ただそうして鼻を高くしているのも束の間、ナルは僕の背中をテニスのフォアーハンドさながらのフォームで勢いよく叩いてきた。それはもうバシイイイイイイッといい音がして、あまりの痛みに体が痺れ、僕は目を見開きながら変なポーズで固まった。
「そ、それで!? 気になってた建物が見つかって満足した?」
やりすぎたと感じたのか、ナルはしかめっ面をしながらも僕の背中をさすってくれた。
答えるなら、もちろんそんなわけがなかった。結局ちゃみかんと僕にどんな繋がりがあるかわかっていないのだから。小さい頃に行ったことがあるなら忘れてるだけかもと思い、帰った後母さんに連れて行ってくれたことがないか聞いてみたが、知らんとばっさり切り捨てられた。そういうわけでその日の夜は頭の中のもやもやが晴れないせいでうまく寝つけず、そして眠りに落ちると夢の中にいた。商店街を白い少女と歩く夢だ。相変わらず少女の顔を思い出すことはできなかったが、ちゃみかんの形をした肉屋の、店員の顔はなぜか記憶に焼き付いていた。どこかで見たような気がするのだけれど、誰だったか。わからないことがまた一つ増えたが、それ以上に気になるのは、ちゃみかんと白い少女が僕の夢に頻繁に現れることだ。
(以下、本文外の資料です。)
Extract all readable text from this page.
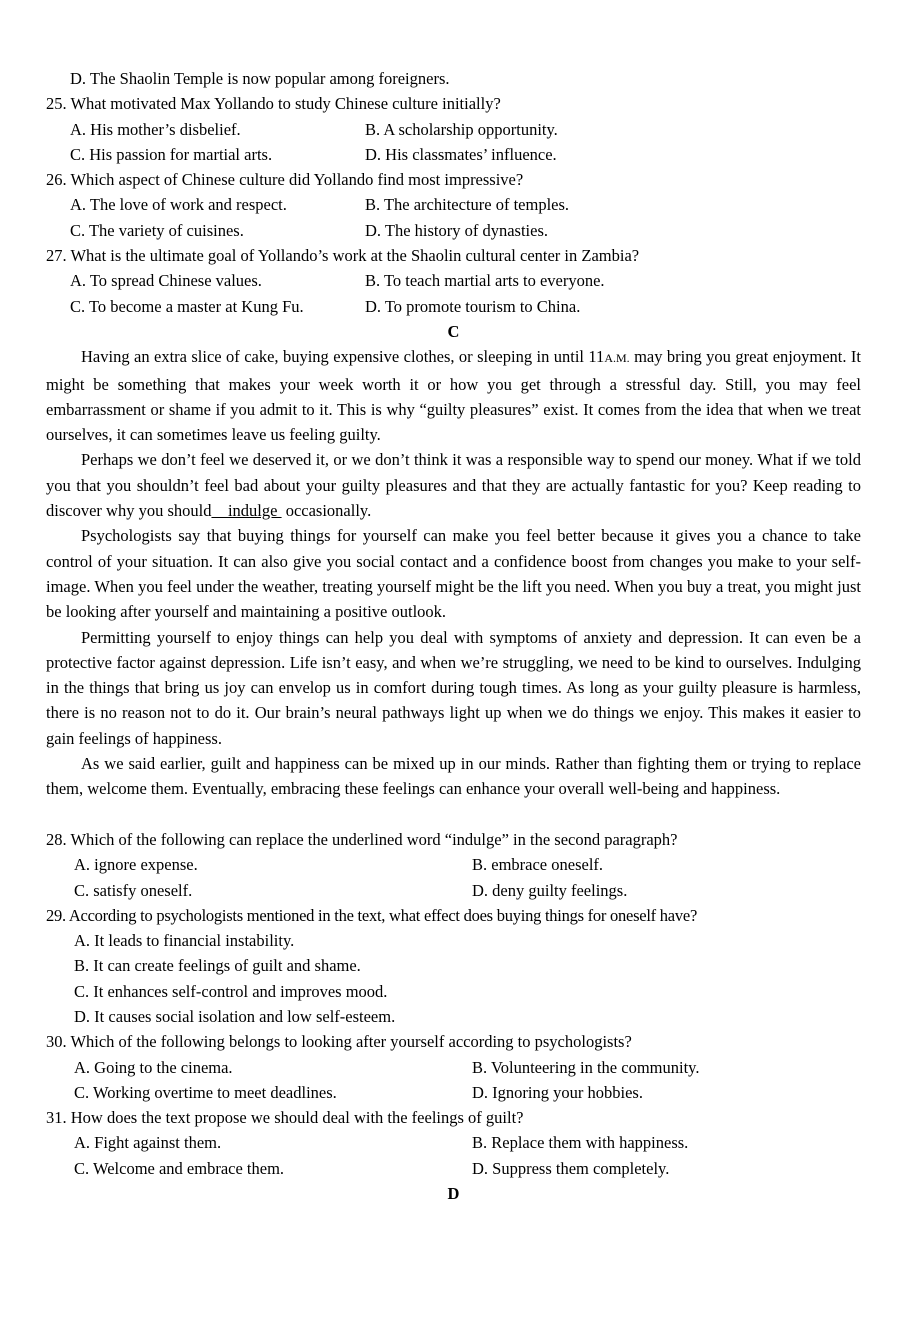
D. The Shaolin Temple is now popular among foreigners.
25. What motivated Max Yollando to study Chinese culture initially?
A. His mother’s disbelief.	B. A scholarship opportunity.
C. His passion for martial arts.	D. His classmates’ influence.
26. Which aspect of Chinese culture did Yollando find most impressive?
A. The love of work and respect.	B. The architecture of temples.
C. The variety of cuisines.	D. The history of dynasties.
27. What is the ultimate goal of Yollando’s work at the Shaolin cultural center in Zambia?
A. To spread Chinese values.	B. To teach martial arts to everyone.
C. To become a master at Kung Fu.	D. To promote tourism to China.
C

Having an extra slice of cake, buying expensive clothes, or sleeping in until 11A.M. may bring you great enjoyment. It might be something that makes your week worth it or how you get through a stressful day. Still, you may feel embarrassment or shame if you admit to it. This is why “guilty pleasures” exist. It comes from the idea that when we treat ourselves, it can sometimes leave us feeling guilty.

Perhaps we don’t feel we deserved it, or we don’t think it was a responsible way to spend our money. What if we told you that you shouldn’t feel bad about your guilty pleasures and that they are actually fantastic for you? Keep reading to discover why you should    indulge  occasionally.

Psychologists say that buying things for yourself can make you feel better because it gives you a chance to take control of your situation. It can also give you social contact and a confidence boost from changes you make to your self-image. When you feel under the weather, treating yourself might be the lift you need. When you buy a treat, you might just be looking after yourself and maintaining a positive outlook.

Permitting yourself to enjoy things can help you deal with symptoms of anxiety and depression. It can even be a protective factor against depression. Life isn’t easy, and when we’re struggling, we need to be kind to ourselves. Indulging in the things that bring us joy can envelop us in comfort during tough times. As long as your guilty pleasure is harmless, there is no reason not to do it. Our brain’s neural pathways light up when we do things we enjoy. This makes it easier to gain feelings of happiness.

As we said earlier, guilt and happiness can be mixed up in our minds. Rather than fighting them or trying to replace them, welcome them. Eventually, embracing these feelings can enhance your overall well-being and happiness.

28. Which of the following can replace the underlined word “indulge” in the second paragraph?
A. ignore expense.	B. embrace oneself.
C. satisfy oneself.	D. deny guilty feelings.
29. According to psychologists mentioned in the text, what effect does buying things for oneself have?
A. It leads to financial instability.
B. It can create feelings of guilt and shame.
C. It enhances self-control and improves mood.
D. It causes social isolation and low self-esteem.
30. Which of the following belongs to looking after yourself according to psychologists?
A. Going to the cinema.	B. Volunteering in the community.
C. Working overtime to meet deadlines.	D. Ignoring your hobbies.
31. How does the text propose we should deal with the feelings of guilt?
A. Fight against them.	B. Replace them with happiness.
C. Welcome and embrace them.	D. Suppress them completely.
D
ちゃみかんとは何なのだろう。あの少女は誰なのだろう。
どうして僕は、こんな夢を見るのだろう。
「ひょっとして、専門家に聞けば何かわかるかも」
夢の専門家? 身近にいるものか、そんなん。
「それがいるだよ、うめキャンに。兄貴が授業とってるんだけど、変わった人っぽい。自分が眠たくなったら残りの時間自習にして教壇で寝たり、逆に舟を漕いでる学生に『そんな中途半端じゃだめだ』とか言って枕を貸し与えたり」
「ただの怠けものだらそれ」
「でも頭いいっぽいよ。兄貴に話してアポとってあげよっか?」
何もせずに解決することはない。僕はナルに、手間賃のメロンカスタードパン二つで依頼した。
返事はすぐにきたらしく、先方の反応はというと、面白い症例だから詳しく聞くのが楽しみだと好感触だったそうだ。だからか約束の日もすぐだった。
それにしても、見るほどにキャンパスというのは、同じ外でも公園や商店街と違って隔絶されている、と感じる。整然と並ぶ赤レンガタイルの建物に、学生と教授だけが暮らす空間。異界という点では夢の中と同じかもしれない。
大きく深呼吸をすると、白昼夢から醒めていく。僕は教授のいる棟へと向かった。